Ces difficultés se compliquaient de circonstances nouvelles et critiques qui se manifestaient dans l’église et dans l’état. Dans l’église, il était malaisé d’éviter l’envahissement des passions et des abus de la féodalité, et le concours de l’autorité impériale à la réforme ecclésiastique suscitait le conflit ainsi que la rivalité du saint-siège lui-même, amoindri par l’action impérative et coercitive du souverain, lequel était en réalité pape autant qu’empereur ; si le souverain n’était pas habile, religieux et circonspect, la tutelle impériale se transformait en un joug oppressif, insupportable pour l’église. Ainsi le mal de l’église était grave, et le remède aussi périlleux que le mal. En ce qui touche l’empire, l’immixtion du pouvoir politique dans la discipline religieuse pour réprimer la simonie et le concubinat sacerdotal exposait l’empereur à la haine d’une classe puissante, à une époque où le pouvoir impérial éprouvait un affaiblissement notable par l’hérédité des fiefs arrachée au fondateur de la dynastie franconienne, à Conrad III. L’unité, l’efficacité du pouvoir impérial était ébranlée par cette conquête de la féodalité allemande, et la discipline politique devenait aussi difficile à maintenir que la discipline religieuse à rétablir. A cet embarras administratif se joignait pour les Franconiens un embarras politique, non moins sérieux, par la substitution de leur dynastie à la dynastie saxonne. La prudence de Conrad III et l’habileté ferme d’Henri III avaient conjuré ces dangers divers ; mais la mort prématurée d’Henri III, laissant un enfant de cinq ans pour héritier, détermina l’explosion des orages.

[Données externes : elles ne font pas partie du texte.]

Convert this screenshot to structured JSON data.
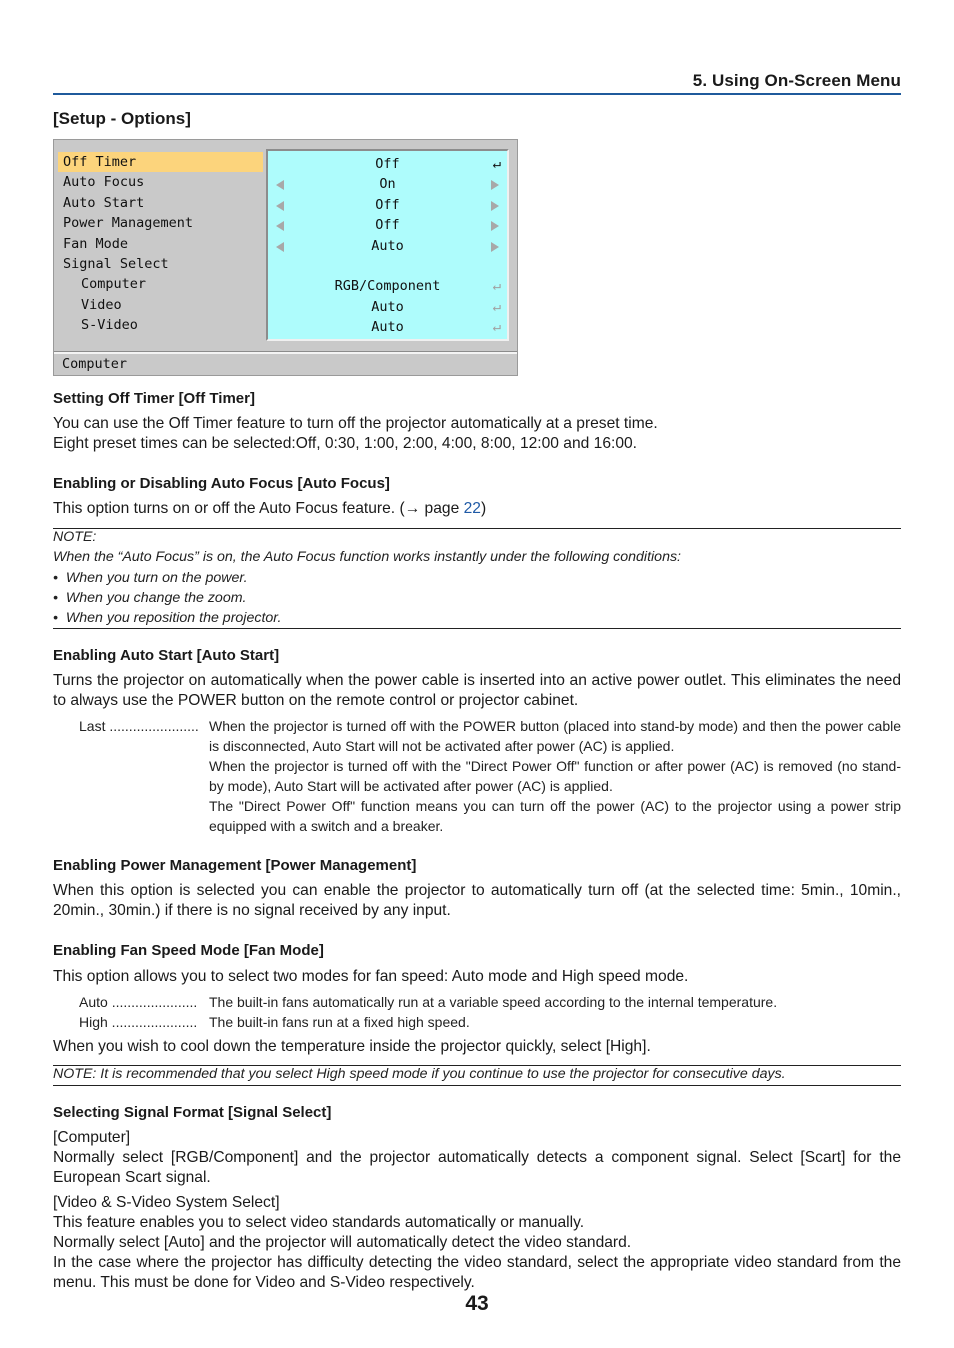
{
  "header": {
    "chapter": "5. Using On-Screen Menu",
    "section": "[Setup - Options]"
  },
  "osd_menu": {
    "items": [
      {
        "label": "Off Timer",
        "value": "Off",
        "control": "enter",
        "selected": true
      },
      {
        "label": "Auto Focus",
        "value": "On",
        "control": "arrows"
      },
      {
        "label": "Auto Start",
        "value": "Off",
        "control": "arrows"
      },
      {
        "label": "Power Management",
        "value": "Off",
        "control": "arrows"
      },
      {
        "label": "Fan Mode",
        "value": "Auto",
        "control": "arrows"
      },
      {
        "label": "Signal Select",
        "value": "",
        "control": "none"
      },
      {
        "label": "Computer",
        "value": "RGB/Component",
        "control": "enter-dim",
        "sub": true
      },
      {
        "label": "Video",
        "value": "Auto",
        "control": "enter-dim",
        "sub": true
      },
      {
        "label": "S-Video",
        "value": "Auto",
        "control": "enter-dim",
        "sub": true
      }
    ],
    "status": "Computer",
    "colors": {
      "selected": "#fcd47c",
      "value_panel": "#aefcfc",
      "panel": "#c9c9c9"
    }
  },
  "sections": {
    "off_timer": {
      "heading": "Setting Off Timer [Off Timer]",
      "line1": "You can use the Off Timer feature to turn off the projector automatically at a preset time.",
      "line2": "Eight preset times can be selected:Off, 0:30, 1:00, 2:00, 4:00, 8:00, 12:00 and 16:00."
    },
    "auto_focus": {
      "heading": "Enabling or Disabling Auto Focus [Auto Focus]",
      "text_before": "This option turns on or off the Auto Focus feature. (→ page ",
      "link": "22",
      "text_after": ")",
      "note": {
        "title": "NOTE:",
        "intro": "When the “Auto Focus” is on, the Auto Focus function works instantly under the following conditions:",
        "bullets": [
          "When you turn on the power.",
          "When you change the zoom.",
          "When you reposition the projector."
        ]
      }
    },
    "auto_start": {
      "heading": "Enabling Auto Start [Auto Start]",
      "text": "Turns the projector on automatically when the power cable is inserted into an active power outlet. This eliminates the need to always use the POWER button on the remote control or projector cabinet.",
      "term": "Last .......................",
      "desc1": "When the projector is turned off with the POWER button (placed into stand-by mode) and then the power cable is disconnected, Auto Start will not be activated after power (AC) is applied.",
      "desc2": "When the projector is turned off with the \"Direct Power Off\" function or after power (AC) is removed (no stand-by mode), Auto Start will be activated after power (AC) is applied.",
      "desc3": "The \"Direct Power Off\" function means you can turn off the power (AC) to the projector using a power strip equipped with a switch and a breaker."
    },
    "power_management": {
      "heading": "Enabling Power Management [Power Management]",
      "text": "When this option is selected you can enable the projector to automatically turn off (at the selected time: 5min., 10min., 20min., 30min.) if there is no signal received by any input."
    },
    "fan_mode": {
      "heading": "Enabling Fan Speed Mode [Fan Mode]",
      "text": "This option allows you to select two modes for fan speed: Auto mode and High speed mode.",
      "options": [
        {
          "term": "Auto ......................",
          "desc": "The built-in fans automatically run at a variable speed according to the internal temperature."
        },
        {
          "term": "High ......................",
          "desc": "The built-in fans run at a fixed high speed."
        }
      ],
      "after": "When you wish to cool down the temperature inside the projector quickly, select [High].",
      "note": "NOTE: It is recommended that you select High speed mode if you continue to use the projector for consecutive days."
    },
    "signal_select": {
      "heading": "Selecting Signal Format [Signal Select]",
      "computer_label": "[Computer]",
      "computer_text": "Normally select [RGB/Component] and the projector automatically detects a component signal. Select [Scart] for the European Scart signal.",
      "video_label": "[Video & S-Video System Select]",
      "video_line1": "This feature enables you to select video standards automatically or manually.",
      "video_line2": "Normally select [Auto] and the projector will automatically detect the video standard.",
      "video_line3": "In the case where the projector has difficulty detecting the video standard, select the appropriate video standard from the menu. This must be done for Video and S-Video respectively."
    }
  },
  "page_number": "43"
}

La connaissance de ces embarras politiques de l’Allemagne est indispensable pour expliquer l’entreprise de Grégoire VII. Elle me semble avoir été négligée par les historiens de ce pontife. Voici l’origine et les traits principaux de ces difficultés.


III

A l’extinction de la race masculine de Charlemagne sur le trône de Germanie, par la mort de Louis l’Enfant, en 911, l’hérédité faisant défaut, les peuples germaniques recoururent à l’élection, d’après les anciennes coutumes du pays. Deux peuples ou races et deux maisons princières se trouvèrent en concurrence pour obtenir la couronne. Les peuples alors en lutte de prépondérance étaient les Saxons d’une part, les Francs orientaux ou Franconiens de l’autre. Les deux maisons princières étaient celles qu’on a désignées depuis sous le nom de maison impériale de Saxe et de maison de Franconie. Ces deux maisons, puissantes par l’étendue de leurs domaines, leur influence et le nombre de leurs hommes, descendaient de Charlemagne par les femmes, et à ce titre elles se recommandaient au choix des Allemands, si respectueux pour le sang du grand empereur envers lequel ses descendans avaient eu si peu de respect eux-mêmes ; mais chacune avait des titres particuliers aux yeux des peuples dont ils étaient les candidats. La maison de Saxe descendait aussi par les femmes de Wittikind, l’indomptable champion de l’indépendance saxonne. Elle avait hérité en partie des grands biens que Charlemagne avait abandonnés à ce dernier après sa soumission, et la Saxe, qui comprenait alors presque tout le nord de l’Allemagne, leur était profondément dévouée. La maison conradinique ou de Franconie avait élevé et maintenu la haute estime dont jouissaient les Francs orientaux, qui avaient été l’appui principal de la royauté de Germanie créée par le traité de Verdun, et récemment elle avait frappé l’imagination allemande par sa lutte à toute outrance contre la maison célèbre de Bamberg, dont elle avait triomphé et qu’elle avait obligée de transporter bien loin sa demeure et sa destinée, sur la marche orientale (OEsterreich) où elle a fondé la première maison d’Autriche. L’origine de cette maison, appelée conradinique parce que presque tous ses premiers membres s’appelèrent Conrad, se perdait dans la nuit des temps, mais son siège principal avait été le comté de Worms et pays avoisinans. Le Nassau est un débris de ce patrimoine primitif. Les Francs orientaux, parmi lesquels se confondirent les Thuringes, et les Saxons devenus chrétiens civilisés étaient alors les peuples prédominans en Germanie. Les autres nations, comme elles s’appelaient elles-mêmes, telles que les Lorrains, les Bavarois, les Allemani, n’étaient point en mesure de disputer la prépondérance aux deux premières.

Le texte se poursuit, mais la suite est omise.